In the above disclosure, an example is given of a course in which the adjustment process and the correction process are executed by the management server 200. However, the above disclosure is not limited to this. At least one of the adjustment process and the correction process may be executed by the EMS of each facility 300.

Although not specifically mentioned in the above disclosure, power may be instantaneous power (kW) or the accumulated power consumption (kWh) over a certain period (e.g., 30 minutes).

100...Power management system, 110...Power system, 111...DC power network, 112...AC power network, 120...Network, 200...Management server, 210...Management unit, 220...Communication unit, 230...Control unit, 300...Facility, 311...PV, 312...DC/DC, 321...FC, 322...DC/DC, 331...BT, 332...DC/DC, 340...INV, 350...Distribution board, 361...AC load, 362...DC load, 363...EV charger, 370...DC/DC, 381...SM, 382...Measurement unit

Claims (6)

An electricity management system having two or more facilities connected via an electricity grid,
a receiving unit that receives, from a first facility included in the two or more facilities, a first information element indicating a measurement value of power output from the first facility to the power grid, and receives, from a second facility included in the two or more facilities, a second information element indicating a measurement value of power supplied from the power grid to the second facility;
a control unit that executes an adjustment process to adjust the measured value of power indicated by the first information element based on the measured value of power indicated by the second information element ;
When the two or more first facilities are present as the first facility, the control unit, in the adjustment process,
Identifying a power measurement value for each of the first facilities based on the power measurement value indicated by the first information element;
determining an overall power measurement for the second facility based on the power measurement indicated by the second information element;
a power management system that adjusts the measured value of power for each of the first facilities by apportioning the measured value of total power for the second facility according to a ratio of the measured value of power for each of the first facilities ; The power management system of claim 1, wherein the power network includes a direct current power network. The power management system according to claim 1 , wherein the control unit executes the adjustment process for a predetermined period.

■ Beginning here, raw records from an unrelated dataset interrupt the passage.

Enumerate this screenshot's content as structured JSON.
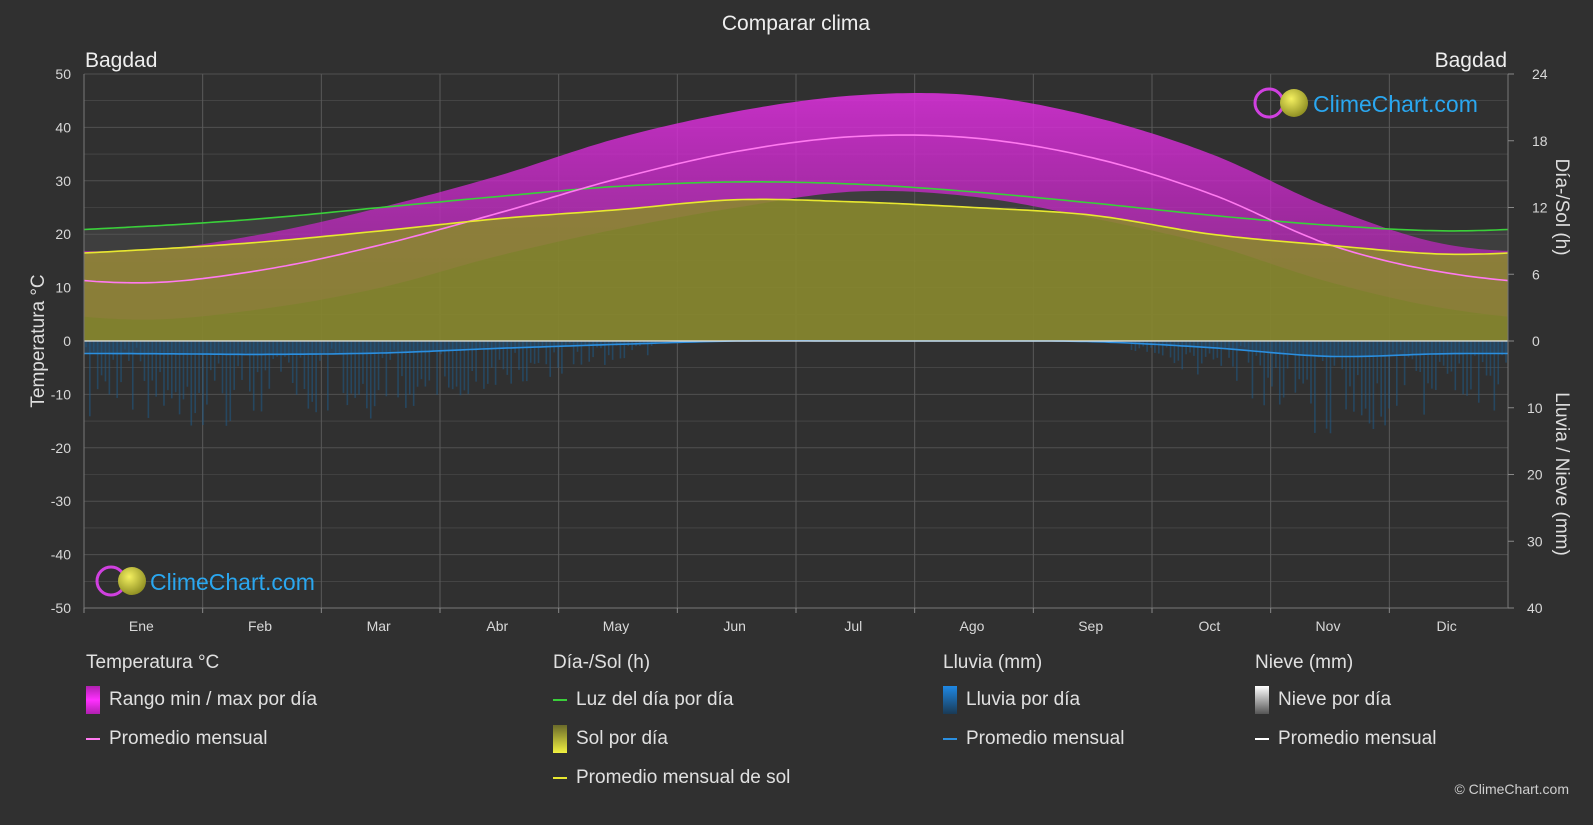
{
  "title": "Comparar clima",
  "location_left": "Bagdad",
  "location_right": "Bagdad",
  "watermark_top": "ClimeChart.com",
  "watermark_bottom": "ClimeChart.com",
  "copyright": "© ClimeChart.com",
  "colors": {
    "background": "#303030",
    "temp_range": "#d020d0",
    "temp_avg": "#ff7af0",
    "daylight": "#3ad03a",
    "sun_fill": "#8a8a2c",
    "sun_avg": "#e8e830",
    "rain": "#1e88e5",
    "rain_avg": "#2b8fe0",
    "snow_avg": "#ffffff",
    "logo_text": "#2aa7f0"
  },
  "chart_data": {
    "type": "area",
    "months": [
      "Ene",
      "Feb",
      "Mar",
      "Abr",
      "May",
      "Jun",
      "Jul",
      "Ago",
      "Sep",
      "Oct",
      "Nov",
      "Dic"
    ],
    "y_left": {
      "label": "Temperatura °C",
      "range": [
        -50,
        50
      ],
      "ticks": [
        "50",
        "40",
        "30",
        "20",
        "10",
        "0",
        "-10",
        "-20",
        "-30",
        "-40",
        "-50"
      ]
    },
    "y_right_top": {
      "label": "Día-/Sol (h)",
      "range": [
        0,
        24
      ],
      "ticks": [
        "24",
        "18",
        "12",
        "6",
        "0"
      ]
    },
    "y_right_bottom": {
      "label": "Lluvia / Nieve (mm)",
      "range": [
        0,
        40
      ],
      "ticks": [
        "10",
        "20",
        "30",
        "40"
      ]
    },
    "series": [
      {
        "name": "Rango min / max por día",
        "kind": "range",
        "unit": "°C",
        "min": [
          4,
          6,
          10,
          16,
          21,
          25,
          28,
          27,
          23,
          18,
          11,
          6
        ],
        "max": [
          17,
          20,
          25,
          31,
          38,
          43,
          46,
          46,
          42,
          35,
          25,
          18
        ]
      },
      {
        "name": "Promedio mensual",
        "kind": "temp_avg",
        "unit": "°C",
        "values": [
          10.9,
          13.3,
          18.0,
          24.0,
          30.4,
          35.5,
          38.3,
          38.0,
          34.3,
          27.5,
          18.0,
          12.7
        ]
      },
      {
        "name": "Luz del día por día",
        "kind": "daylight",
        "unit": "h",
        "values": [
          10.3,
          11.0,
          12.0,
          13.0,
          13.9,
          14.3,
          14.1,
          13.4,
          12.4,
          11.3,
          10.4,
          9.9
        ]
      },
      {
        "name": "Promedio mensual de sol",
        "kind": "sun_avg",
        "unit": "h",
        "values": [
          8.2,
          8.9,
          9.9,
          11.0,
          11.8,
          12.7,
          12.5,
          12.0,
          11.3,
          9.6,
          8.6,
          7.8
        ]
      },
      {
        "name": "Promedio mensual",
        "kind": "rain_avg",
        "unit": "mm",
        "values": [
          1.9,
          2.0,
          1.8,
          1.1,
          0.5,
          0.0,
          0.0,
          0.0,
          0.1,
          1.0,
          2.3,
          1.9
        ]
      }
    ]
  },
  "legend": {
    "groups": [
      {
        "title": "Temperatura °C",
        "items": [
          {
            "label": "Rango min / max por día",
            "swatch": "box-temp"
          },
          {
            "label": "Promedio mensual",
            "swatch": "line-temp"
          }
        ]
      },
      {
        "title": "Día-/Sol (h)",
        "items": [
          {
            "label": "Luz del día por día",
            "swatch": "line-daylight"
          },
          {
            "label": "Sol por día",
            "swatch": "box-sun"
          },
          {
            "label": "Promedio mensual de sol",
            "swatch": "line-sun"
          }
        ]
      },
      {
        "title": "Lluvia (mm)",
        "items": [
          {
            "label": "Lluvia por día",
            "swatch": "box-rain"
          },
          {
            "label": "Promedio mensual",
            "swatch": "line-rain"
          }
        ]
      },
      {
        "title": "Nieve (mm)",
        "items": [
          {
            "label": "Nieve por día",
            "swatch": "box-snow"
          },
          {
            "label": "Promedio mensual",
            "swatch": "line-snow"
          }
        ]
      }
    ]
  }
}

The power management system according to claim 1 , wherein the control unit executes a correction process to correct a price for the power after the adjustment process, based on the bought and sold power of each of the two or more facilities. The power management system according to claim 4 , wherein the control unit, in the correction process, corrects the price for the power after the adjustment process based on at least one of a difference and a ratio between the amounts of power bought and sold at the two or more facilities. The power management system according to claim 4 or 5 , wherein the bought and sold power of each of the two or more facilities includes bought and sold power related to AC power in addition to bought and sold power related to DC power.